Le secteur secondaire de la tripartition économique de Colin Clark (1947) comprend à la fois l'industrie manufacturière, soit l'industrie au sens strict, et au secteur de la construction (BTP). L'industrie est traditionnellement divisée entre une industrie légère et une industrie lourde, et les pays développés étaient dits industrialisés. Mais, depuis plusieurs décennies, l'industrie a changé de forme et de localisation, en raison de la Division Internationale du Travail (DIT) ou Division Internationale du Processus de Production (DIPP) comme l'ont notamment montré les travaux des géographes Laurent Carroué et François Bost.
Les pays des Nords ont connu une désindustrialisation marquée. Dans les pays communistes (ex-URSS), cela s'explique par la transition économique et la faible compétitivité des vieilles usines ; dans les pays à économie de marché, de longue date, le recul de l'industrie s'explique par l'augmentation de la productivité et la baisse des coûts de transport. L'augmentation de la productivité est plus rapide dans l'industrie que dans l'agriculture et a fortiori dans les services comme le montrait déjà, en 1963, l'économiste Jean Fourastié. La désindustrialisation concerne donc bien plus le volume d'emplois que celui de production ; ainsi, en France, entre 1945 et 2020, la valeur ajoutée de l'industrie n'a fait que croître (sauf en 2009), tandis que l'emploi s'est contracté, les usines se modernisant et produisant plus avec moins de personnel. En outre, la désindustrialisation de l'emploi s'explique par le recours à la sous-traitance : les entreprises se recentrent sur leur cœur de métier et certains emplois (sécurité, gardiennage, publicité) sont externalisés et ces emplois relèvent désormais des emplois de services aux entreprises (B to B : business to business) ; ainsi, en France, si 1,2 million d'emplois industriels ont disparu dans les années 1990 et 2000, autant ont été créés dans les services aux entreprises. Les usines changent donc de forme et de taille : elles sont plus modernes et plus petites. Les usines « blanches », robotisées et propres, intensives en capital et en technologie, mais pas en main-d'œuvre, remplacent les usines « noires » des deux révolutions industrielles (sidérurgie avec son charbon, chimie avec son pétrole).
En outre, l'abaissement des coûts de transport a permis de produire à l'autre bout du monde. Les activités à haute valeur ajoutée (conception, Recherche et Développement) restent dans les pays du Nord, et en particulier dans des lieux aux aménités valorisées (ex : I-Phone conçu dans la Silicon Valley en Californie, aux États-Unis, technopôle de Nice Sophia Antipolis en France), tandis que les phases de production gourmande en main-d'œuvre moins qualifiée (textile, une partie de l'industrie lourde) sont délocalisées dans des pays à bas coût de main-d'œuvre (Foxconn en Chine produit les téléphones Apple). L'ouverture de la Chine dans les années 1980 a fait du pays le plus peuplé du monde (jusqu'en 2023) l'atelier du monde. Si les délocalisations au sens strict (fermeture d'une usine dans un pays avec réouverture simultanée dans un autre pays) sont rares (5 % des pertes d'emploi industriel), la DIT met en compétition les usines du monde entier. La fermeture d'usines Renault ou Peugeot en France, et le fait qu'elles perdent des emplois s'expliquent par le fait que ces groupes ont ouvert des usines plus modernes, avec des coûts sociaux et salariaux moindres au Maroc (Renault à Tanger) ou en Chine. Chaque pays a, outre la Chine, sa zone privilégiée pour implanter ses usines : maquiladoras au Mexique pour les États-Unis, MittelEuropa (Europe centrale) pour l'Allemagne, Maghreb pour la France, etc.

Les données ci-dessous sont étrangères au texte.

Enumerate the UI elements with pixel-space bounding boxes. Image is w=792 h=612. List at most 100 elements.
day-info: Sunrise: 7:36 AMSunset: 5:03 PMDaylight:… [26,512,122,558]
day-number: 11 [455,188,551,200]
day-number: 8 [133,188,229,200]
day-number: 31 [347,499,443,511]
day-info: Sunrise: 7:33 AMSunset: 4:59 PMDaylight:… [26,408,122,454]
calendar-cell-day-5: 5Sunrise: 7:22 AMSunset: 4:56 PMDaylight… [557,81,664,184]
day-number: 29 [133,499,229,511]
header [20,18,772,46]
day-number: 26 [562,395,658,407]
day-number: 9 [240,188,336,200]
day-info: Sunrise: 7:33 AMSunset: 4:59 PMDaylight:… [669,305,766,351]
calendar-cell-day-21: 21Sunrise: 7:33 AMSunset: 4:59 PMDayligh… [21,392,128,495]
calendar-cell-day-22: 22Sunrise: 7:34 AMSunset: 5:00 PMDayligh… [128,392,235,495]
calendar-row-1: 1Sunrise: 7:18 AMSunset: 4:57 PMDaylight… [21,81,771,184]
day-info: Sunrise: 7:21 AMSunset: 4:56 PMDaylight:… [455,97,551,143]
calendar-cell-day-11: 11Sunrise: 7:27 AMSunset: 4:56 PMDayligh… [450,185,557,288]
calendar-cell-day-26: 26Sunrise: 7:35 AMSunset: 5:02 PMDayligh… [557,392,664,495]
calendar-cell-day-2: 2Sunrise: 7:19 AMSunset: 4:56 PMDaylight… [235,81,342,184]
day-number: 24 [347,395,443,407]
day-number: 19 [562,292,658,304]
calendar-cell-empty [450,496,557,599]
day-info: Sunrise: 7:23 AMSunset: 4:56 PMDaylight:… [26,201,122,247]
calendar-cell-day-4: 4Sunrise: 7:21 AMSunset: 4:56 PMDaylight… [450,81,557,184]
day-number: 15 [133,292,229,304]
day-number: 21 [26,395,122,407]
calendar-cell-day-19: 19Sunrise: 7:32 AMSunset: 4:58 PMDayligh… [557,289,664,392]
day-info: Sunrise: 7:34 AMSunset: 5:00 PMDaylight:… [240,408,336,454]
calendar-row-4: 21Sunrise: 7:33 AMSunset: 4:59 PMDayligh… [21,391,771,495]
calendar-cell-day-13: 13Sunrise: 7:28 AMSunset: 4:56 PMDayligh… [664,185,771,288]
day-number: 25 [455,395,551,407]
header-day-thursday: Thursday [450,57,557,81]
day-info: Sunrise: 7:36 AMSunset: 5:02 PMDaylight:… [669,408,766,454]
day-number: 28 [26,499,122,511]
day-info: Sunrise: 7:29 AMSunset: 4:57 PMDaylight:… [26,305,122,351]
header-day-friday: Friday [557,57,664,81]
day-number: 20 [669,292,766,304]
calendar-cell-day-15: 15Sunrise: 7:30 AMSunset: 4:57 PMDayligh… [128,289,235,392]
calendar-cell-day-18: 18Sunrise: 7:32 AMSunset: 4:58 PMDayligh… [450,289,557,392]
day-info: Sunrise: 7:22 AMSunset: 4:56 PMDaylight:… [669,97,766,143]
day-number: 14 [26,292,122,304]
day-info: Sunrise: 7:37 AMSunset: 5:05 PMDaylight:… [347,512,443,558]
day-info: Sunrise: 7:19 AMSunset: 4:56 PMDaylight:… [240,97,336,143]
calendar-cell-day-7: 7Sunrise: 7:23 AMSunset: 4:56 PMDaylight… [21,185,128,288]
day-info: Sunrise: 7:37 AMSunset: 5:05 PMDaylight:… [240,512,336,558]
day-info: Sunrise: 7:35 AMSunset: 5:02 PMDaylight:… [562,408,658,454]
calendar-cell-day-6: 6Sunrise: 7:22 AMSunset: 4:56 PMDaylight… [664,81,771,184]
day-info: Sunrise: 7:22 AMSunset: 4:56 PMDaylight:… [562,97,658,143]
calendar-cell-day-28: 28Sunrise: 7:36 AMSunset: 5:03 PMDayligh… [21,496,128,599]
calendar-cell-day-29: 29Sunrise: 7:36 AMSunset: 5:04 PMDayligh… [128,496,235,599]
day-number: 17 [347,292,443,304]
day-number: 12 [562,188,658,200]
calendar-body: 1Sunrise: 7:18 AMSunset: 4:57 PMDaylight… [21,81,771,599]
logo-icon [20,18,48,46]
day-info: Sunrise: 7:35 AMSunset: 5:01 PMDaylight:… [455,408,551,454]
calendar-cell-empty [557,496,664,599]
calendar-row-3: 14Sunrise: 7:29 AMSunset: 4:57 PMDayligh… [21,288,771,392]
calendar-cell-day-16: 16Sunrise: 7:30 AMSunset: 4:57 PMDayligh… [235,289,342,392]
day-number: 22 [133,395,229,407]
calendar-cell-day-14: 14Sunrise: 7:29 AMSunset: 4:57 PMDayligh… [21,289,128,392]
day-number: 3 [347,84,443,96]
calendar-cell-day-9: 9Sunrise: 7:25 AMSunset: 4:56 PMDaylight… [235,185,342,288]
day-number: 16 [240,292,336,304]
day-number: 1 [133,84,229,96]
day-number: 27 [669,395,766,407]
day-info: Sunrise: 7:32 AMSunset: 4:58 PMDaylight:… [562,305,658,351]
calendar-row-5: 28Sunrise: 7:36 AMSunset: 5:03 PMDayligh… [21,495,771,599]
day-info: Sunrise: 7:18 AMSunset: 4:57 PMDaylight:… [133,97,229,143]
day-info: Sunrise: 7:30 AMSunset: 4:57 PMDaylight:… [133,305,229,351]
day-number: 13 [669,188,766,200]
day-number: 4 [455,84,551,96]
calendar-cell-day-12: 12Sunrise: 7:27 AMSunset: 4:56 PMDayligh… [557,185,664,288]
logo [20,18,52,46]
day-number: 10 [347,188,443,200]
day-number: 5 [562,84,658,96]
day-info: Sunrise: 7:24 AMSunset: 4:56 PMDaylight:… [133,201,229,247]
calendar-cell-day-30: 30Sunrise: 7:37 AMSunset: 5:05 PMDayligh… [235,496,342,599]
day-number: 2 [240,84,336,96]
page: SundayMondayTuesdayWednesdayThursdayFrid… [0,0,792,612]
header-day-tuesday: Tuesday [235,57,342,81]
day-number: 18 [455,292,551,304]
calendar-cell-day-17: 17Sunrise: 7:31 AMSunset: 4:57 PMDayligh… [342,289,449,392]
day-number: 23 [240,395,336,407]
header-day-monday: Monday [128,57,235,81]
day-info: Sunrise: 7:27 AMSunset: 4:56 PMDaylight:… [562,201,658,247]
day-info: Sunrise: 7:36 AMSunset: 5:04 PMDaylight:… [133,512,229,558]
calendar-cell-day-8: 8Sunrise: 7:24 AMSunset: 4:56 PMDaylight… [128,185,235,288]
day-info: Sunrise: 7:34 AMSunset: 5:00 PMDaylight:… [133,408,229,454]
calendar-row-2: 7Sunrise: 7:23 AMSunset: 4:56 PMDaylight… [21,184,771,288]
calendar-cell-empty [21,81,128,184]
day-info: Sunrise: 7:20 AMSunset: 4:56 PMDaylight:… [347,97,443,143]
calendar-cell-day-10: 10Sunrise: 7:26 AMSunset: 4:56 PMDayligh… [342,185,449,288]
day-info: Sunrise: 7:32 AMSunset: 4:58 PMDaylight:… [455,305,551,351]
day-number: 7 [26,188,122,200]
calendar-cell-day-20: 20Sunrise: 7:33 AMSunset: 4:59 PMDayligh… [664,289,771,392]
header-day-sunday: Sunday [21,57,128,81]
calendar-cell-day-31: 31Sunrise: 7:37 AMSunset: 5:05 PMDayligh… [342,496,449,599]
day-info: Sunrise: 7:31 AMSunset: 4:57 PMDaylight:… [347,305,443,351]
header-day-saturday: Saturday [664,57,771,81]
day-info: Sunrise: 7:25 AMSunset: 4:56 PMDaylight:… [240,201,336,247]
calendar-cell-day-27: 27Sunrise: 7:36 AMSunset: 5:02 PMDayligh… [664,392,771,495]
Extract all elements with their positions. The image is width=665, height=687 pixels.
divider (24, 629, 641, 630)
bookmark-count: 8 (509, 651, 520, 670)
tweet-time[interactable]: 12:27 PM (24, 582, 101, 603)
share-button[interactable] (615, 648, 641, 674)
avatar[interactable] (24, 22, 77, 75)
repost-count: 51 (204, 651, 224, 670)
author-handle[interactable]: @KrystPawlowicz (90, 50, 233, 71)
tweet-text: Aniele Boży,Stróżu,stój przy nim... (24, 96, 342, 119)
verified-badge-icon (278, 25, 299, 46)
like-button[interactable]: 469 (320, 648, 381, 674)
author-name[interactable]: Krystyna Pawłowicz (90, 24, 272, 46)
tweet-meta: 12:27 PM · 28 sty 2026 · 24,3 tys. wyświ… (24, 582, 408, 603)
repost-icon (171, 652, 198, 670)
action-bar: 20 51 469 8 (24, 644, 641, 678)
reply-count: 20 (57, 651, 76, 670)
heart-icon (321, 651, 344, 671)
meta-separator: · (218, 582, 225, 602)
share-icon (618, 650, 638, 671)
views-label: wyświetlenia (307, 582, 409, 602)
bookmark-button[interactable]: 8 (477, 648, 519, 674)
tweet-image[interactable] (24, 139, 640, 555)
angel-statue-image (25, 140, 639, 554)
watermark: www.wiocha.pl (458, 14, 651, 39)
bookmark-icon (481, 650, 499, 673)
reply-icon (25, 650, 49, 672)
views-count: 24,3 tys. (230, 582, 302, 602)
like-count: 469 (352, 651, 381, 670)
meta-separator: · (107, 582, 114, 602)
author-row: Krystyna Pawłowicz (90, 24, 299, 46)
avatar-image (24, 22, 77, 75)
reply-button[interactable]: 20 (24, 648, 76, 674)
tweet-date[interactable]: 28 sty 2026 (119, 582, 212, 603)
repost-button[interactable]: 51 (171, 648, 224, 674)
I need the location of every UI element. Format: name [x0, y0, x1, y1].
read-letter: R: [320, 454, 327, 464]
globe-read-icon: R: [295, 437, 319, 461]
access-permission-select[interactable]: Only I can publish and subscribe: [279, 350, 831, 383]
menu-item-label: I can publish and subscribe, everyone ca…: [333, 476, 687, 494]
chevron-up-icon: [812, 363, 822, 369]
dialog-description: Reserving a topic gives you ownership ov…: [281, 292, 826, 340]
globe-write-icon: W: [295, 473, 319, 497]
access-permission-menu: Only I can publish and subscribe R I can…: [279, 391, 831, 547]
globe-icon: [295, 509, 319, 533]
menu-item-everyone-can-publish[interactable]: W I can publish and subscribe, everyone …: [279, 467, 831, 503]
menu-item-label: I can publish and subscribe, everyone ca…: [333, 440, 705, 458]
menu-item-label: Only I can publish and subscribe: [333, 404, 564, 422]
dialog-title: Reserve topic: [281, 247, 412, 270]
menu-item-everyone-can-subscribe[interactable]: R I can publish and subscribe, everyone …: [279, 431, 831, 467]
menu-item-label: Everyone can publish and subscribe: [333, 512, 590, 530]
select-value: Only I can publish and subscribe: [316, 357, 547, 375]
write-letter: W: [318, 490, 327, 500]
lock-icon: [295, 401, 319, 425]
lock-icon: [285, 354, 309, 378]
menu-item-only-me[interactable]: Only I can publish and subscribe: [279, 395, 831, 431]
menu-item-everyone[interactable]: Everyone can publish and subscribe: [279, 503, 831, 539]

Ainsi, aujourd'hui, les pays dits industrialisés sont, sauf exceptions (Allemagne), moins industriels que les pays émergents avec entre 10 et 20 % de leur PIB et de leurs emplois qui dépendent de l'industrie contre entre 20 et 35 % ; les Pays les Moins Avancés restent peu industriels, fournissant les matières premières à l'industrie du reste du monde. La nouvelle DIT repose sur le pétrole pas cher qui fait que du bois de chêne produit en France peut être importé en Chine pour être transformé en meubles avant de revenir en France moins cher que s'il avait été transformé en France ; elle exploite également les asymétries de coûts. Or, la raréfaction du pétrole et le développement des Suds qui réduit l'écart de compétitivité avec les pays développés pourraient provoquer une réindustrialisation des Nords. Le phénomène est minoritaire (derrière les skis Rossignol et jouets Smoby), mais la pandémie de Covid et la désorganisation des flux liée, ainsi que les impératifs de souveraineté industrielle pèsent désormais dans la balance.